A good diet is recommended for everyone, but for those with arthritis it’s even more important. Why is that, and how do certain foods impact inflammation and pain?
There are actually quite a few different mechanisms of inflammation that are affected by food. The types of fats we eat have a direct impact on whether pro-inflammatory or anti-inflammatory compounds are made. Saturated fats tend to make more pro-inflammatory compounds, whereas poly- and monounsaturated fats tend to make anti-inflammatory ones – especially omega 3 fats from oily fish.
The other really exciting emerging body of evidence is around the effect of gut microflora on inflammation. The bacteria that live in our digestive system are now recognised as being very important for health in all sorts of ways, and they thrive on a diet containing plenty of fruits, vegetables and other plant foods.
The benefits of things such as fish oil supplements are often discussed. Is there any truth to this?
Fish oil supplements are high in omega 3 oils, so yes they can be very good for reducing inflammation in people with arthritis.
Are there any foods that those with arthritis should avoid at all costs and why?

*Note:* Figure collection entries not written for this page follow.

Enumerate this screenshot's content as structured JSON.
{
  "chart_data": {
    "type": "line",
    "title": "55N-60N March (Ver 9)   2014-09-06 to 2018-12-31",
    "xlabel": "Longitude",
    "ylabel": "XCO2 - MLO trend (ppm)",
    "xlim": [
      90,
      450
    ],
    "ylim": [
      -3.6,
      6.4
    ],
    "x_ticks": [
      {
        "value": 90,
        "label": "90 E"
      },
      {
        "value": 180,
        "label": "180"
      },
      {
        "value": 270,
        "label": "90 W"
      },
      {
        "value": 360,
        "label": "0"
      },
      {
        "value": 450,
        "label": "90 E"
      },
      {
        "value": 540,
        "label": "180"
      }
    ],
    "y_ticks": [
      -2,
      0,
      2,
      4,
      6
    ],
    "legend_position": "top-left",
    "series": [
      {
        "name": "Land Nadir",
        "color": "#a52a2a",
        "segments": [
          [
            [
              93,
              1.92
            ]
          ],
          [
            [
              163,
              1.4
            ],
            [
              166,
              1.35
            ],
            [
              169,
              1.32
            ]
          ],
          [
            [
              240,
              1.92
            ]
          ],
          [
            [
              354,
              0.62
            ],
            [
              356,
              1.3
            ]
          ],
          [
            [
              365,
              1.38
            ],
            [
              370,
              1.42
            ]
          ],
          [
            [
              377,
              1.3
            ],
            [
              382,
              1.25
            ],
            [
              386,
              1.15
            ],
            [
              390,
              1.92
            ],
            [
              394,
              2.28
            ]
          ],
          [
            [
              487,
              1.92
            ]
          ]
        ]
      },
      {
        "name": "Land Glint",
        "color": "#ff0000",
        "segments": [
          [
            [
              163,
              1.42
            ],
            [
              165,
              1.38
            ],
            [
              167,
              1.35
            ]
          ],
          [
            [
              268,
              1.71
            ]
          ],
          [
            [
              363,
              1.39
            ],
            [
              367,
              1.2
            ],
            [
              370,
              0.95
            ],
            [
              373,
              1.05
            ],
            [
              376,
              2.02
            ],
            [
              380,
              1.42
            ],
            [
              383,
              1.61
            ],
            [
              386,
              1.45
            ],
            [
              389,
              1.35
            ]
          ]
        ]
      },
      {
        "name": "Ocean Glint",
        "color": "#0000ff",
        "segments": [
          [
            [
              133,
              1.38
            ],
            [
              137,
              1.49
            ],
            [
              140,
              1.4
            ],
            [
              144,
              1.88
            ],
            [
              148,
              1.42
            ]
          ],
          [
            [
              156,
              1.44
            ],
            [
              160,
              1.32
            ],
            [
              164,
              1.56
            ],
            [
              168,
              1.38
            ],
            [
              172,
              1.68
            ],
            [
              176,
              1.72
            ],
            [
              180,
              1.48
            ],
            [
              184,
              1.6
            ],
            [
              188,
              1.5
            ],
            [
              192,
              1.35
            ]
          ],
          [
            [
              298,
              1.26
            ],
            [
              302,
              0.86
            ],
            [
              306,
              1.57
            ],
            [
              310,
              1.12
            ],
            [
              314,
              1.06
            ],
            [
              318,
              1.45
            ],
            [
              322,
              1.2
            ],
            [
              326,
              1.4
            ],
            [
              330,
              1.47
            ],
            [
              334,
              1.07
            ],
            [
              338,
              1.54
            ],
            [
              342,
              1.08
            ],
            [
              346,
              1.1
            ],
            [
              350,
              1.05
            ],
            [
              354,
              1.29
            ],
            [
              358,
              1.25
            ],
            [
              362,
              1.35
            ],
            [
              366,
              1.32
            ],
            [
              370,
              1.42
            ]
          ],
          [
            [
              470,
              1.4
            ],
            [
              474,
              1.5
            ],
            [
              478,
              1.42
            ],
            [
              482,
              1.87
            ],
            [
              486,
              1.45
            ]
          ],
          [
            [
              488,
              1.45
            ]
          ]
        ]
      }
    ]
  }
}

No food should be completely off-limits, that would be boring! However not eating too much saturated fat will help keep symptoms at bay. Saturated fats are found in meat, butter, full fat dairy products like cream, or coconut and palm oils. Ready meals and baked goods like biscuits and cakes are often high in saturated fats so it’s good to get into the habit of checking the traffic light labels on the front of packs. Avoid the red traffic light for saturated fat and go for mostly foods with a green traffic light.
Sometimes preparing food when you have joint pain is very painful. What are your tips for getting around this?
I’m all for buying convenience food. Although some ready meals are not particularly healthy, there are plenty of ways you can take advantage of ready-prepared foods. You can buy ready-chopped vegetables for example, which means less standing at the worktop and less time spent holding knives. Frozen vegetables and tinned beans and lentils are also great effort-savers in the kitchen.
Sometimes the small tasks can be daunting if you’re living with arthritic pain. What advice would you give to someone when it comes to shopping and cooking? Is it a case of plan on the bad days, shop and cook on the good days and freeze foods ahead for the bad days?
It’s great to cook your own food if you can because you are in control of what goes into it, so making in batches to freeze is a great idea. However on the days you haven’t got anything in the freezer, having a back-up plan with ready-made food is totally fine. The main things to remember are to check the labels and pick food that’s lower in saturated fat, eat plenty of plant foods, and include some oily fish like mackerel and sardines (from a tin is fine!)